The comedy “calamity” that made Roger Ebert weep for cinema: “Why did they do it?”

It’s always a kick in the teeth when you watch a movie either made by your favourite director or starring your favourite actor, and in some rare unfortunate cases, both, and it’s shite. They were the chosen ones, bastions of cinematic excellence, and here they are, churning out a cinematic dumpster fire. It doesn’t happen too often, but it did happen to Roger Ebert once, and he was aghast.

While it sounds a little biased for someone who gets paid to criticise films to pin their hopes on one filmmaker as having the potential to become a modern great, Ebert’s hopes were dashed anyway. He’d awarded the rising auteur’s first three features a maximum four-star rating, which meant he was as keen as anyone to see what they did next.

By his own admission, he didn’t see the fourth, but he heard it was pretty good. As for the fifth, he appreciated what it was. Unfortunately, when David Gordon Green opted to make an expensive period comedy his sixth directorial port of call, Your Highness left Ebert questioning why such a talented and promising filmmaker would make something so irredeemably bad.

“What calamity has befallen him? He carried my hopes,” he opined in a one-star assessment of the box office bust. “Assume for the sake of argument that David thought the time had come for him to direct a farce. Fair enough. But why this screenplay? What did they think would be funny?”

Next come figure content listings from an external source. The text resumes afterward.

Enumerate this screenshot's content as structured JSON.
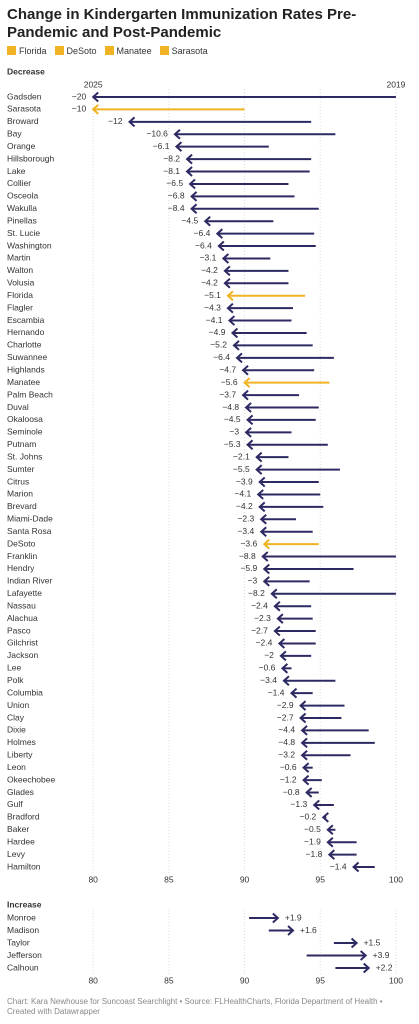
{
  "title": "Change in Kindergarten Immunization Rates Pre-Pandemic and Post-Pandemic",
  "legend": [
    {
      "name": "Florida",
      "color": "#f0b323"
    },
    {
      "name": "DeSoto",
      "color": "#f0b323"
    },
    {
      "name": "Manatee",
      "color": "#f0b323"
    },
    {
      "name": "Sarasota",
      "color": "#f0b323"
    }
  ],
  "chart_data": [
    {
      "type": "arrow",
      "subtitle": "Decrease",
      "color": "#2d2a63",
      "xlim": [
        78.6,
        100.4
      ],
      "xticks": [
        80,
        85,
        90,
        95,
        100
      ],
      "grid": true,
      "categories": [
        "Gadsden",
        "Sarasota",
        "Broward",
        "Bay",
        "Orange",
        "Hillsborough",
        "Lake",
        "Collier",
        "Osceola",
        "Wakulla",
        "Pinellas",
        "St. Lucie",
        "Washington",
        "Martin",
        "Walton",
        "Volusia",
        "Florida",
        "Flagler",
        "Escambia",
        "Hernando",
        "Charlotte",
        "Suwannee",
        "Highlands",
        "Manatee",
        "Palm Beach",
        "Duval",
        "Okaloosa",
        "Seminole",
        "Putnam",
        "St. Johns",
        "Sumter",
        "Citrus",
        "Marion",
        "Brevard",
        "Miami-Dade",
        "Santa Rosa",
        "DeSoto",
        "Franklin",
        "Hendry",
        "Indian River",
        "Lafayette",
        "Nassau",
        "Alachua",
        "Pasco",
        "Gilchrist",
        "Jackson",
        "Lee",
        "Polk",
        "Columbia",
        "Union",
        "Clay",
        "Dixie",
        "Holmes",
        "Liberty",
        "Leon",
        "Okeechobee",
        "Glades",
        "Gulf",
        "Bradford",
        "Baker",
        "Hardee",
        "Levy",
        "Hamilton"
      ],
      "series": [
        {
          "name": "2019",
          "values": [
            100.0,
            90.0,
            94.4,
            96.0,
            91.6,
            94.4,
            94.3,
            92.9,
            93.3,
            94.9,
            91.9,
            94.6,
            94.7,
            91.7,
            92.9,
            92.9,
            94.0,
            93.2,
            93.1,
            94.1,
            94.5,
            95.9,
            94.6,
            95.6,
            93.6,
            94.9,
            94.7,
            93.1,
            95.5,
            92.9,
            96.3,
            94.9,
            95.0,
            95.2,
            93.4,
            94.5,
            94.9,
            100.0,
            97.2,
            94.3,
            100.0,
            94.4,
            94.5,
            94.7,
            94.7,
            94.4,
            93.1,
            96.0,
            94.5,
            96.6,
            96.4,
            98.2,
            98.6,
            97.0,
            94.5,
            95.1,
            94.9,
            95.9,
            95.4,
            96.0,
            97.4,
            97.4,
            98.6
          ]
        },
        {
          "name": "2025",
          "values": [
            80.0,
            80.0,
            82.4,
            85.4,
            85.5,
            86.2,
            86.2,
            86.4,
            86.5,
            86.5,
            87.4,
            88.2,
            88.3,
            88.6,
            88.7,
            88.7,
            88.9,
            88.9,
            89.0,
            89.2,
            89.3,
            89.5,
            89.9,
            90.0,
            89.9,
            90.1,
            90.2,
            90.1,
            90.2,
            90.8,
            90.8,
            91.0,
            90.9,
            91.0,
            91.1,
            91.1,
            91.3,
            91.2,
            91.3,
            91.3,
            91.8,
            92.0,
            92.2,
            92.0,
            92.3,
            92.4,
            92.5,
            92.6,
            93.1,
            93.7,
            93.7,
            93.8,
            93.8,
            93.8,
            93.9,
            93.9,
            94.1,
            94.6,
            95.2,
            95.5,
            95.5,
            95.6,
            97.2
          ]
        }
      ],
      "change_labels": [
        "−20",
        "−10",
        "−12",
        "−10.6",
        "−6.1",
        "−8.2",
        "−8.1",
        "−6.5",
        "−6.8",
        "−8.4",
        "−4.5",
        "−6.4",
        "−6.4",
        "−3.1",
        "−4.2",
        "−4.2",
        "−5.1",
        "−4.3",
        "−4.1",
        "−4.9",
        "−5.2",
        "−6.4",
        "−4.7",
        "−5.6",
        "−3.7",
        "−4.8",
        "−4.5",
        "−3",
        "−5.3",
        "−2.1",
        "−5.5",
        "−3.9",
        "−4.1",
        "−4.2",
        "−2.3",
        "−3.4",
        "−3.6",
        "−8.8",
        "−5.9",
        "−3",
        "−8.2",
        "−2.4",
        "−2.3",
        "−2.7",
        "−2.4",
        "−2",
        "−0.6",
        "−3.4",
        "−1.4",
        "−2.9",
        "−2.7",
        "−4.4",
        "−4.8",
        "−3.2",
        "−0.6",
        "−1.2",
        "−0.8",
        "−1.3",
        "−0.2",
        "−0.5",
        "−1.9",
        "−1.8",
        "−1.4"
      ]
    },
    {
      "type": "arrow",
      "subtitle": "Increase",
      "color": "#2d2a63",
      "xlim": [
        78.6,
        100.4
      ],
      "xticks": [
        80,
        85,
        90,
        95,
        100
      ],
      "grid": true,
      "categories": [
        "Monroe",
        "Madison",
        "Taylor",
        "Jefferson",
        "Calhoun"
      ],
      "series": [
        {
          "values": [
            90.3,
            91.6,
            95.9,
            94.1,
            96.0
          ]
        },
        {
          "values": [
            92.2,
            93.2,
            97.4,
            98.0,
            98.2
          ]
        }
      ],
      "change_labels": [
        "+1.9",
        "+1.6",
        "+1.5",
        "+3.9",
        "+2.2"
      ]
    }
  ],
  "footer": "Chart: Kara Newhouse for Suncoast Searchlight • Source: FLHealthCharts, Florida Department of Health • Created with Datawrapper"
}
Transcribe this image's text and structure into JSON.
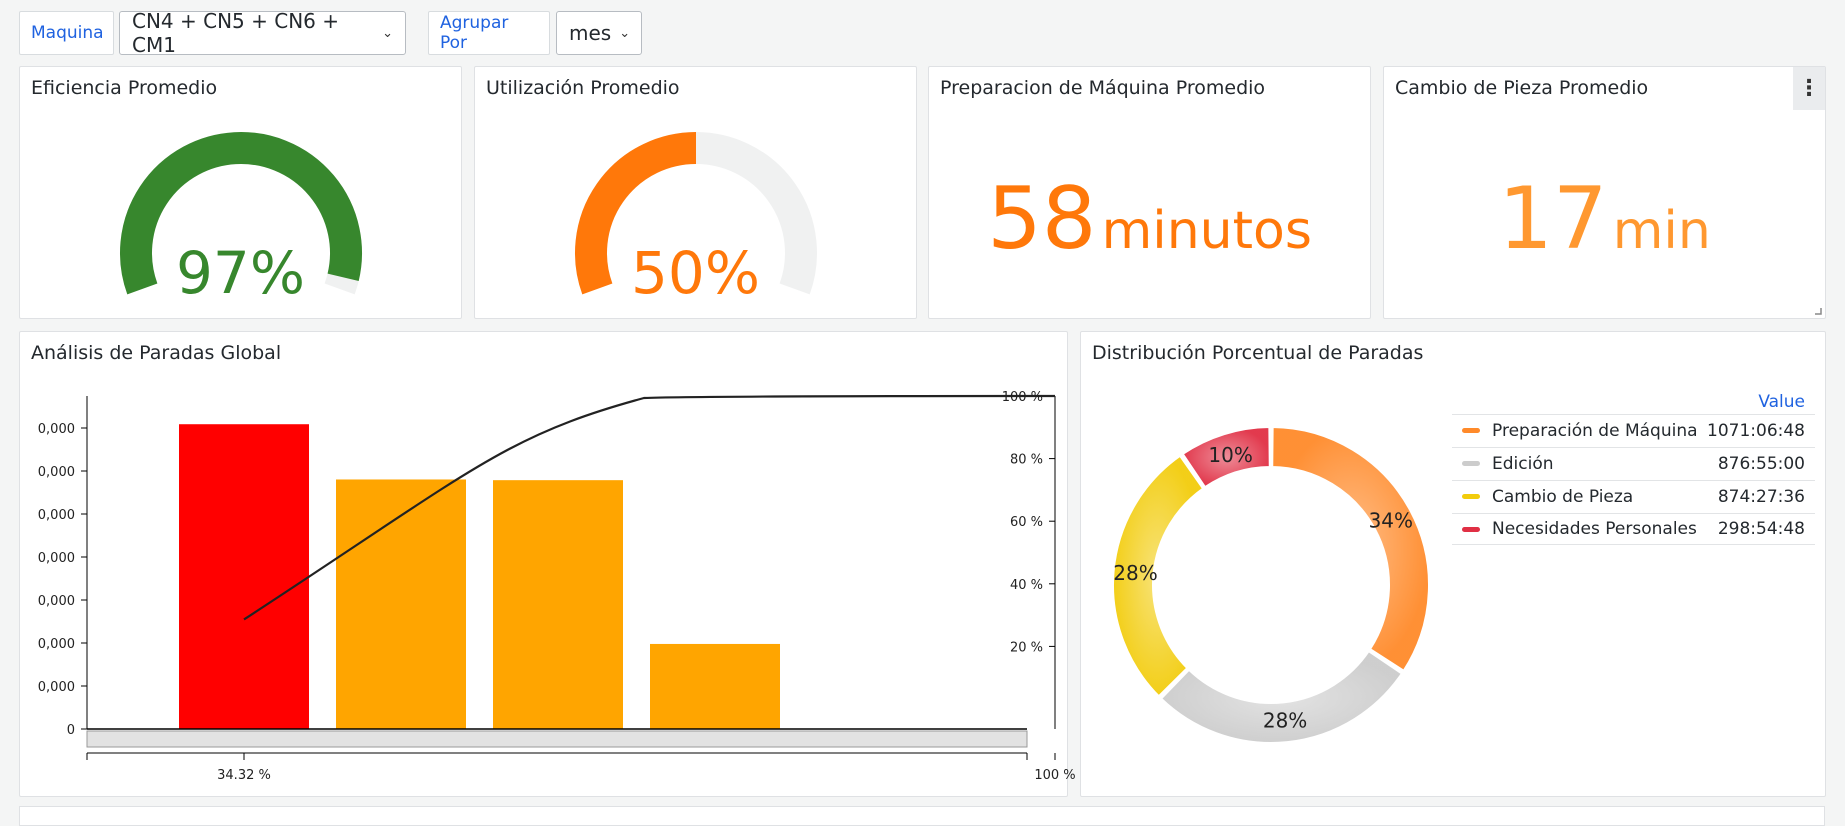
{
  "toolbar": {
    "maquina_label": "Maquina",
    "maquina_value": "CN4 + CN5 + CN6 + CM1",
    "agrupar_label": "Agrupar Por",
    "agrupar_value": "mes"
  },
  "panels": {
    "eficiencia": {
      "title": "Eficiencia Promedio",
      "value": "97%",
      "fraction": 0.97,
      "color": "#37872d"
    },
    "utilizacion": {
      "title": "Utilización Promedio",
      "value": "50%",
      "fraction": 0.5,
      "color": "#ff780a"
    },
    "preparacion": {
      "title": "Preparacion de Máquina Promedio",
      "number": "58",
      "unit": "minutos",
      "color": "#ff780a"
    },
    "cambio": {
      "title": "Cambio de Pieza Promedio",
      "number": "17",
      "unit": "min",
      "color": "#ff9830"
    },
    "pareto": {
      "title": "Análisis de Paradas Global"
    },
    "donut": {
      "title": "Distribución Porcentual de Paradas"
    }
  },
  "chart_data": [
    {
      "type": "bar",
      "title": "Análisis de Paradas Global",
      "values": [
        1071.11,
        876.92,
        874.46,
        298.91
      ],
      "colors": [
        "#ff0000",
        "#ffa500",
        "#ffa500",
        "#ffa500"
      ],
      "cumulative_percent": [
        34.32,
        62.4,
        90.42,
        100
      ],
      "left_ticks": [
        "0",
        "0,000",
        "0,000",
        "0,000",
        "0,000",
        "0,000",
        "0,000",
        "0,000"
      ],
      "right_ticks": [
        "20 %",
        "40 %",
        "60 %",
        "80 %",
        "100 %"
      ],
      "x_ticks": [
        "34.32 %",
        "100 %"
      ],
      "ylim": [
        0,
        1100
      ]
    },
    {
      "type": "pie",
      "title": "Distribución Porcentual de Paradas",
      "legend_header": "Value",
      "slices": [
        {
          "label": "Preparación de Máquina",
          "value": "1071:06:48",
          "percent": 34.3,
          "percent_label": "34%",
          "color": "#ff8a2a"
        },
        {
          "label": "Edición",
          "value": "876:55:00",
          "percent": 28.1,
          "percent_label": "28%",
          "color": "#cccccc"
        },
        {
          "label": "Cambio de Pieza",
          "value": "874:27:36",
          "percent": 28.0,
          "percent_label": "28%",
          "color": "#f2cc0c"
        },
        {
          "label": "Necesidades Personales",
          "value": "298:54:48",
          "percent": 9.6,
          "percent_label": "10%",
          "color": "#e02f44"
        }
      ]
    }
  ]
}
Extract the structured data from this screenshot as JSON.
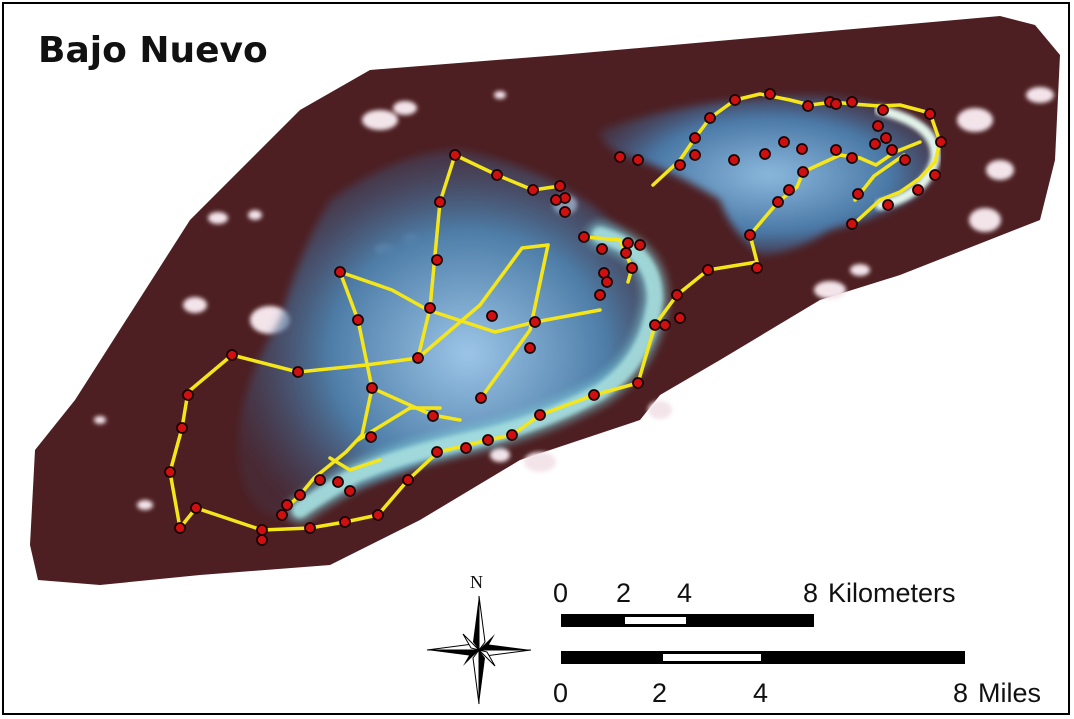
{
  "map": {
    "title": "Bajo Nuevo",
    "colors": {
      "background_satellite": "#4d1f22",
      "reef_lagoon": "#5f8fb8",
      "reef_crest": "#bfe6e0",
      "track": "#f5e61a",
      "sample_point": "#d01010",
      "cloud": "#f4e6ea"
    },
    "layers": {
      "transect_lines": "yellow",
      "survey_sites": "red circles"
    }
  },
  "north_arrow": {
    "label": "N",
    "icon": "compass-rose-icon"
  },
  "scale_bar_km": {
    "ticks": [
      "0",
      "2",
      "4",
      "8"
    ],
    "unit": "Kilometers"
  },
  "scale_bar_miles": {
    "ticks": [
      "0",
      "2",
      "4",
      "8"
    ],
    "unit": "Miles"
  }
}
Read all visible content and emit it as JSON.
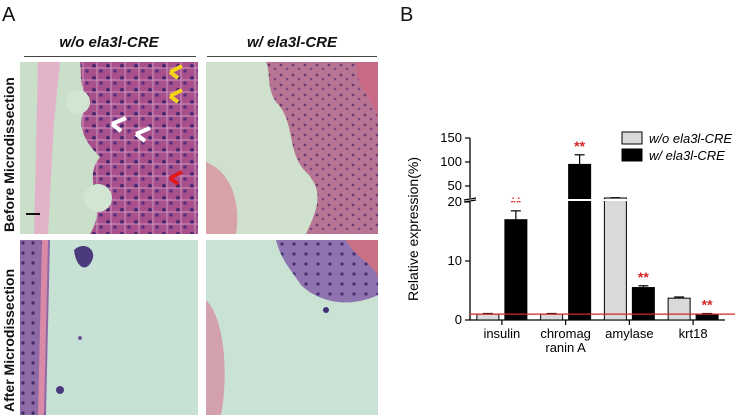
{
  "panel_a_label": "A",
  "panel_b_label": "B",
  "columns": [
    "w/o ela3l-CRE",
    "w/ ela3l-CRE"
  ],
  "rows": [
    "Before Microdissection",
    "After Microdissection"
  ],
  "colors": {
    "bar_without": "#d9d9d9",
    "bar_with": "#000000",
    "significance": "#d62728",
    "baseline": "#d62728",
    "tissue_pink": "#b8609a",
    "tissue_purple": "#6a3f8f",
    "background_green": "#cfe3cf"
  },
  "chart_data": {
    "type": "bar",
    "ylabel": "Relative expression(%)",
    "categories": [
      "insulin",
      "chromag\nranin A",
      "amylase",
      "krt18"
    ],
    "category_lines": [
      [
        "insulin"
      ],
      [
        "chromag",
        "ranin A"
      ],
      [
        "amylase"
      ],
      [
        "krt18"
      ]
    ],
    "axis_lower": {
      "range": [
        0,
        20
      ],
      "ticks": [
        "0",
        "10",
        "20"
      ]
    },
    "axis_upper": {
      "range": [
        25,
        150
      ],
      "ticks": [
        "50",
        "100",
        "150"
      ]
    },
    "series": [
      {
        "name": "w/o ela3l-CRE",
        "values": [
          1,
          1,
          25,
          3.7
        ],
        "errors": [
          0.1,
          0.1,
          0.6,
          0.2
        ]
      },
      {
        "name": "w/ ela3l-CRE",
        "values": [
          17,
          95,
          5.5,
          1.0
        ],
        "errors": [
          1.5,
          20,
          0.3,
          0.1
        ]
      }
    ],
    "significance": [
      "**",
      "**",
      "**",
      "**"
    ],
    "baseline": 1,
    "legend": "top-right"
  }
}
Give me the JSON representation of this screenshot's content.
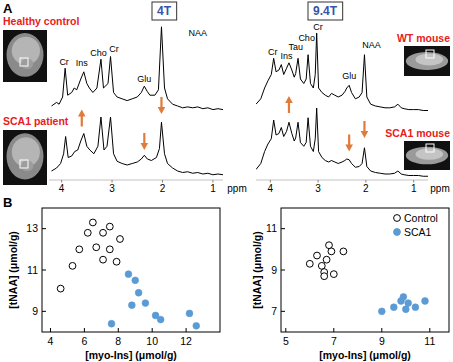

Describing the film as a “perplexing collapse of judgment,” Ebert didn’t spare the cast from his ire. He was entitled to, seeing as comedy fixtures James Franco and Danny McBride were joined by genuinely talented actors like Natalie Portman, Damian Lewis, and Charles Dance, making him wonder what the hell convinced them to sign on for a movie so egregiously terrible.

“Why did they do it?” he asked. “Maybe because David Gordon Green’s previous film was the nice stoner comedy Pineapple Express and they figured he could do it again?” He never got his answer, though, leaving him to lament how a director he had pegged for the top had reduced himself to “relentless obscenity,” “lots of boobs,” and female characters who exist only as “masturbatory fantasies.”

Still, he did subject himself to Your Highness‘ entire 102-minute runtime, even if he really shouldn’t have bothered. Heading into the film, Ebert was convinced that Green was poised to become a leading light among a new generation of behind-the-camera talents who started small and worked their way up the ladder, but by the time the credits rolled, he was ready to weep for cinema after discovering that a shoddy premise and a sizeable enough budget are enough to turn anyone’s head.

“Oh, what a sad movie this is,” he concluded. “David Gordon Green has made great films. He should remind himself of that.” He’s made 11 movies since then, and it’s a shame Ebert isn’t around to take solace from the fact that he hasn’t made anything worse in the years since. Yet.